Près de chez nous, l’exemple le plus marquant fut sans doute l’ouverture de Famiflora alors que les fleuristes devaient garder portes closes. Ils se voient passer sous le nez les belles ventes du 1er Mai mais également celles prochaines de la Fête des Mères ! Toutefois, lors de sa dernière conférence de presse, la grande Sophie (Wilmès) déclarait que chaque famille pourra accueillir 4 personnes le jour de la fête des mamans…, en respectant les distances de sécurité … mais comme les fleuristes seront fermés, ce sera sans fleurs !

Comprenne qui pourra !

Des grandes surfaces n’hésitent pas à profiter de l’occasion pour annoncer qu’ils vendent des fleurs. Merci la solidarité.

Et les magasins de vélos ?

Nos dirigeants politiques souhaitent que l’utilisation des transports en commun ne se fassent que s’il n’y a pas d’autres alternatives. Que de belles paroles encore une fois, d’autant plus que beaucoup de personnes se sont mises à pratiquer le vélo pour aller bosser ou pour prendre l’air. Il reste à espérer que vous n’ayez pas d’ennuis avec votre deux roues car les magasins de vélos restent fermés.

Non mais allô quoi les Ecolos.

Et les marchés ?

Et non, ils n’ouvriront pas ! Il est pourtant plus simple de s’éviter et de garder ses distances sur un marché que dans une grande surface…

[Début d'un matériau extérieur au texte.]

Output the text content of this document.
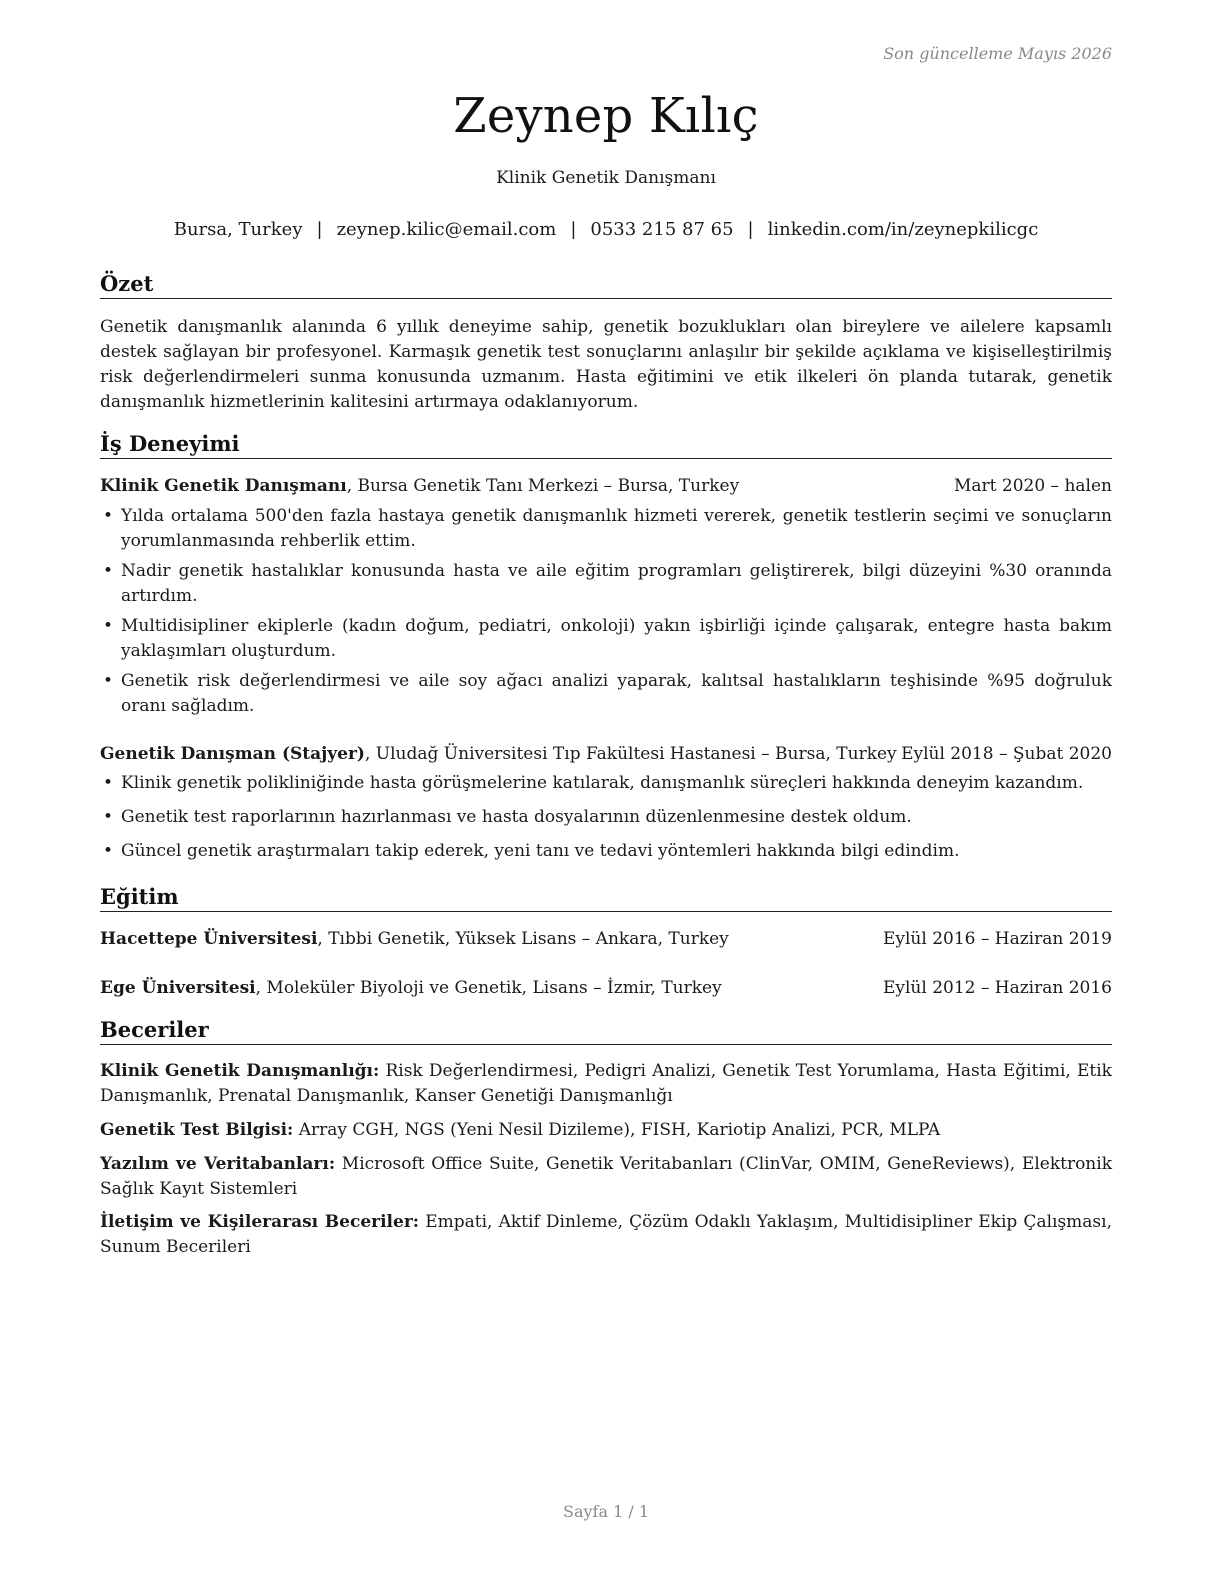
Son güncelleme Mayıs 2026
Zeynep Kılıç
Klinik Genetik Danışmanı
Bursa, Turkey | zeynep.kilic@email.com | 0533 215 87 65 | linkedin.com/in/zeynepkilicgc
Özet
Genetik danışmanlık alanında 6 yıllık deneyime sahip, genetik bozuklukları olan bireylere ve ailelere kapsamlı destek sağlayan bir profesyonel. Karmaşık genetik test sonuçlarını anlaşılır bir şekilde açıklama ve kişiselleştirilmiş risk değerlendirmeleri sunma konusunda uzmanım. Hasta eğitimini ve etik ilkeleri ön planda tutarak, genetik danışmanlık hizmetlerinin kalitesini artırmaya odaklanıyorum.
İş Deneyimi
Klinik Genetik Danışmanı, Bursa Genetik Tanı Merkezi – Bursa, Turkey	Mart 2020 – halen
• Yılda ortalama 500'den fazla hastaya genetik danışmanlık hizmeti vererek, genetik testlerin seçimi ve sonuçların yorumlanmasında rehberlik ettim.
• Nadir genetik hastalıklar konusunda hasta ve aile eğitim programları geliştirerek, bilgi düzeyini %30 oranında artırdım.
• Multidisipliner ekiplerle (kadın doğum, pediatri, onkoloji) yakın işbirliği içinde çalışarak, entegre hasta bakım yaklaşımları oluşturdum.
• Genetik risk değerlendirmesi ve aile soy ağacı analizi yaparak, kalıtsal hastalıkların teşhisinde %95 doğruluk oranı sağladım.
Genetik Danışman (Stajyer), Uludağ Üniversitesi Tıp Fakültesi Hastanesi – Bursa, Turkey Eylül 2018 – Şubat 2020
• Klinik genetik polikliniğinde hasta görüşmelerine katılarak, danışmanlık süreçleri hakkında deneyim kazandım.
• Genetik test raporlarının hazırlanması ve hasta dosyalarının düzenlenmesine destek oldum.
• Güncel genetik araştırmaları takip ederek, yeni tanı ve tedavi yöntemleri hakkında bilgi edindim.
Eğitim
Hacettepe Üniversitesi, Tıbbi Genetik, Yüksek Lisans – Ankara, Turkey	Eylül 2016 – Haziran 2019
Ege Üniversitesi, Moleküler Biyoloji ve Genetik, Lisans – İzmir, Turkey	Eylül 2012 – Haziran 2016
Beceriler
Klinik Genetik Danışmanlığı: Risk Değerlendirmesi, Pedigri Analizi, Genetik Test Yorumlama, Hasta Eğitimi, Etik Danışmanlık, Prenatal Danışmanlık, Kanser Genetiği Danışmanlığı
Genetik Test Bilgisi: Array CGH, NGS (Yeni Nesil Dizileme), FISH, Kariotip Analizi, PCR, MLPA
Yazılım ve Veritabanları: Microsoft Office Suite, Genetik Veritabanları (ClinVar, OMIM, GeneReviews), Elektronik Sağlık Kayıt Sistemleri
İletişim ve Kişilerarası Beceriler: Empati, Aktif Dinleme, Çözüm Odaklı Yaklaşım, Multidisipliner Ekip Çalışması, Sunum Becerileri
Sayfa 1 / 1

Comment voulez-vous que ça marche ?

Comment voulez-vous diriger un pays avec autant de gouvernements ? C’est tellement facile de multiplier les sources de décisions pour placer les amis des amis aux postes bien rémunérés. Combien de ces pouvoirs de décisions pourraient être supprimés ?

En voyant comment cette crise a été gérée, les Eurosceptiques se frottent les mains.

Étonnant ? Même pas !

En Belgique on n’arrive même pas à s’entendre pour former un gouvernement, alors comment voulez-vous que l’Europe puisse parler d’une même voix sur cette crise du Coronavirus ?

Et chez nous, à quoi sert l’Eurométropole Lille – Kortrijk – Tournai – Mouscron formée en janvier 2008. Ah non, mille excuses Mouscron n’est pas repris dans la dénomination. Sans doute que notre Ville n’est pas assez importante aux yeux de certains ou a-t-elle fait trop d’ombre à certaines communes lorsque Detremmerie régnait encore sur Mouscron.

Bref, l’Eurométrople, une belle coquille vide pour emplir des cartes de visite de certains mandataires en mal de reconnaissance.

S’il faut bien entendu garder une attitude positive, et même si des commerçants (surtout dans l’HORECA) essayent tant bien que mal de jouer la débrouille pour leurs clients on peut se demander le nombre d’entre eux qui déposeront le bilan avant la fin du confinement ou après celui-ci ?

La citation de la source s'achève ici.